Bulletin critique du livre français, décembre 1998
L’audace est-elle de s’engager sur des voies difficiles ? Emmanuel Lévinas s’interroge lui-même sur l’audace du retour dans le temps de l’histoire universelle et du lien « où se consume proprement ce qu’il convient d’appeler la philosophie occidentale ». C’est ainsi toute la propédeutique à une philosophie qui s’étend vers la lettre de l’Écriture, ce vieux discours, naguère interrompu, autour des Écritures et des traités pour y percevoir à nouveau l’appel à la mission des hommes. Il y a d’abord le non-lien de la souffrance et de la déréliction, puis la suspicion d’idéologie qui pèse sur notre philosophie. Il importe de « reconnaître que le Réel est raisonnable et que seul le Raisonnable est réel ». Il y a un au-delà de cette philosophie.

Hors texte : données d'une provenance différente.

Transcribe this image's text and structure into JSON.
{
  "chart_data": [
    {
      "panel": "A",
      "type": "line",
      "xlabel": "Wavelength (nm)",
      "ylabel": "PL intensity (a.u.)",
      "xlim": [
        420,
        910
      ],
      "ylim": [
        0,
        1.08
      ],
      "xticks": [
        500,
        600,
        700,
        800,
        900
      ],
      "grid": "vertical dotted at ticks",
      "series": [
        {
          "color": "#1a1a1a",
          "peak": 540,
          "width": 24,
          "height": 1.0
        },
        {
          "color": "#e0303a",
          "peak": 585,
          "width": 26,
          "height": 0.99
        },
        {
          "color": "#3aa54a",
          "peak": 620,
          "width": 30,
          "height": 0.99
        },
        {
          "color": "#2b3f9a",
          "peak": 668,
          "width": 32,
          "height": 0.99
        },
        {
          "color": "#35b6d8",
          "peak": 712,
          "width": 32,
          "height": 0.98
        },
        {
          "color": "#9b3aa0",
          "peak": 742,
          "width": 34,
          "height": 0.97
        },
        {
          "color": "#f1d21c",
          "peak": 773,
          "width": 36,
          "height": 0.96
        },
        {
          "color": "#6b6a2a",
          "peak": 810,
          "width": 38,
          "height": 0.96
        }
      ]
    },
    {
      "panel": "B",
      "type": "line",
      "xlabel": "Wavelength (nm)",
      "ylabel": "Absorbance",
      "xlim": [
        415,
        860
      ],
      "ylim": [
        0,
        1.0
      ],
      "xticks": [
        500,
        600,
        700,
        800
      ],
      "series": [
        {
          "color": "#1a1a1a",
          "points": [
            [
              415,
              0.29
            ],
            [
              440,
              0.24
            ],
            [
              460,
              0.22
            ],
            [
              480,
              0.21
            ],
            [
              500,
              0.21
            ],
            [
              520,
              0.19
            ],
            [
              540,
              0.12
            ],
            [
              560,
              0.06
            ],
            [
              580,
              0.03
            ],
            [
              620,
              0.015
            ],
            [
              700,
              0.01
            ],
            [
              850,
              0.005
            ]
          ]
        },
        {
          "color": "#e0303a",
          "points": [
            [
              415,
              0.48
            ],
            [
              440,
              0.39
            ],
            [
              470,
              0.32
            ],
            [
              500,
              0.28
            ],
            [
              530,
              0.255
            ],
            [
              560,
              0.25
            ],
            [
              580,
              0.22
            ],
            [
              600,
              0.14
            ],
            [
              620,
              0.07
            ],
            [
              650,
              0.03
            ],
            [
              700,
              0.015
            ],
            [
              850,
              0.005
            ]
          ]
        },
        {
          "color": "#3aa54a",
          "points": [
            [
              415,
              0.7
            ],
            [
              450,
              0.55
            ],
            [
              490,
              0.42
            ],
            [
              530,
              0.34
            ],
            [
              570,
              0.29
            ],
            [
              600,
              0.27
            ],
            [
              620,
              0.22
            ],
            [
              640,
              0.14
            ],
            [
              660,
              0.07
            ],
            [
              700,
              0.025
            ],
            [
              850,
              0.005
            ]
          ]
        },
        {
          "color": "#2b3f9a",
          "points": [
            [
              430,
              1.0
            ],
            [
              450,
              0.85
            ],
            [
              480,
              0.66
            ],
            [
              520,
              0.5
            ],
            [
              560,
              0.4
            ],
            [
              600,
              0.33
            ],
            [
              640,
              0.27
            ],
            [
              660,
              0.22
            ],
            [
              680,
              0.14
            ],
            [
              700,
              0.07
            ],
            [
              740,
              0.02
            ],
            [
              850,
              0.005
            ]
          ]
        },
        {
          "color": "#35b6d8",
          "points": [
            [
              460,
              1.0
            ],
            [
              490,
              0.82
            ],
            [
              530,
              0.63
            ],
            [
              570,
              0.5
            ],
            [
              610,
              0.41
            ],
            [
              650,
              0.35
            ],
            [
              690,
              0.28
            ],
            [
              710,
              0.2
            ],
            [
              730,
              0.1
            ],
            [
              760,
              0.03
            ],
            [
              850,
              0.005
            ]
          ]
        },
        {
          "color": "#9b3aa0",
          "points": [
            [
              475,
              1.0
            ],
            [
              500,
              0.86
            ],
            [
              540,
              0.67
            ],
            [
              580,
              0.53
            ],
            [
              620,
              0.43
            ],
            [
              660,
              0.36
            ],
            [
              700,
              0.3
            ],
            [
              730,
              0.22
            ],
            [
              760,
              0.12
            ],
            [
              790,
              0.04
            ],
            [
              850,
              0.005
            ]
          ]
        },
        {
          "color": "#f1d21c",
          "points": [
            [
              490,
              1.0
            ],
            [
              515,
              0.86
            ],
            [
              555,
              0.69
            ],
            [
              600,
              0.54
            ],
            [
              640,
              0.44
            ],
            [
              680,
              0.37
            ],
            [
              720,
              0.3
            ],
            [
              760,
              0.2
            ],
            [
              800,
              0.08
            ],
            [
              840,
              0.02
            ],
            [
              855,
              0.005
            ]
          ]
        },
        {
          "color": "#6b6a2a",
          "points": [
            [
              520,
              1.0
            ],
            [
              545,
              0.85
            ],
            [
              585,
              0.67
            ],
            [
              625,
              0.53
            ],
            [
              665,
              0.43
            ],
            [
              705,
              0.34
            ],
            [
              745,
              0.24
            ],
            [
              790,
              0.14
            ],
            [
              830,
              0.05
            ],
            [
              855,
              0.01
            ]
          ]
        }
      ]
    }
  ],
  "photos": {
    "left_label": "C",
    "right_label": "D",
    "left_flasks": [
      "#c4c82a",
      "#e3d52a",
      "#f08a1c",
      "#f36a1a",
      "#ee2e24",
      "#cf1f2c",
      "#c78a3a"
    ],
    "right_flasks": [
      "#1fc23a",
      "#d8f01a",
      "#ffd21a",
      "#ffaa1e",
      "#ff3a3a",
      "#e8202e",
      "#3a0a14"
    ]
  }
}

Nous revendiquons la compréhension ultime, en recherchant des raisons qui ont commencé avec la philosophie. E. Lévinas dit très bien : « On déchiffre dans le visage la Parole de Dieu. » C’est encore de la philosophie. Tel est le programme d’E. Lévinas. La philosophie est bien une pensée suggérée par les textes, Écritures et commentaires, mais cette pensée s’énonce indépendamment de l’autorité de l’Écriture. La transcendance peut être pensée philosophiquement, c’est-à-dire indépendamment de l’autorité de cette Écriture. La philosophie est donc pour Lévinas arrachée à sa définition, surprenant le logos grec. Nous nous éloignons du postulat qui considère « le savoir comme relation de l’âme avec l’Absolu ». La question suivante se pose alors : quel est le sens de cette nécessité où se trouve le judaïsme de Lévinas de se produire comme logos ? Lévinas ne renonce pas à la philosophie, ni au nom même de cette philosophie. Il écrit magnifiquement : « Au langage, il faut que le philosophe revienne pour traduire – ne fût-ce qu’en les trahissant – le pur et l’indicible. »
Il reste à rechercher « le sens de cette nécessité de traduire – trahir – le nom innominé ». Telle est la vocation du philosophe. Sommes-nous des Grecs ? Sommes-nous des juifs ? Et finalement, qui nous ? Qu’en est-il du nous ? Cette question de l’universel trouve sa réponse dans l’œuvre lévinassienne. La pensée de Lévinas est une hénologie, c’est-à-dire qu’elle exprime le vouloir-dire, le Dieu inspiré de la philosophie grecque. La pensée détermine l’antériorité originelle de Dieu, l’un de l’au-delà de l’être… Thèse majeure d’E. Lévinas. Le mouvement de transcendance emporte l’œuvre lévinassienne et rappelle à l’ordre le retour qui désigne la pensée du Nom. Benny Lévy, fidèle à l’inspiration initiale de son maître en exprime la position, le chemin tracé de la transcendance de l’Absolu, c’est-à-dire de l’extériorité à nous. L’Absolu fait face. Le livre de B. Lévy est à ce jour la meilleure introduction en français à ce grand philosophe qu’est Lévinas.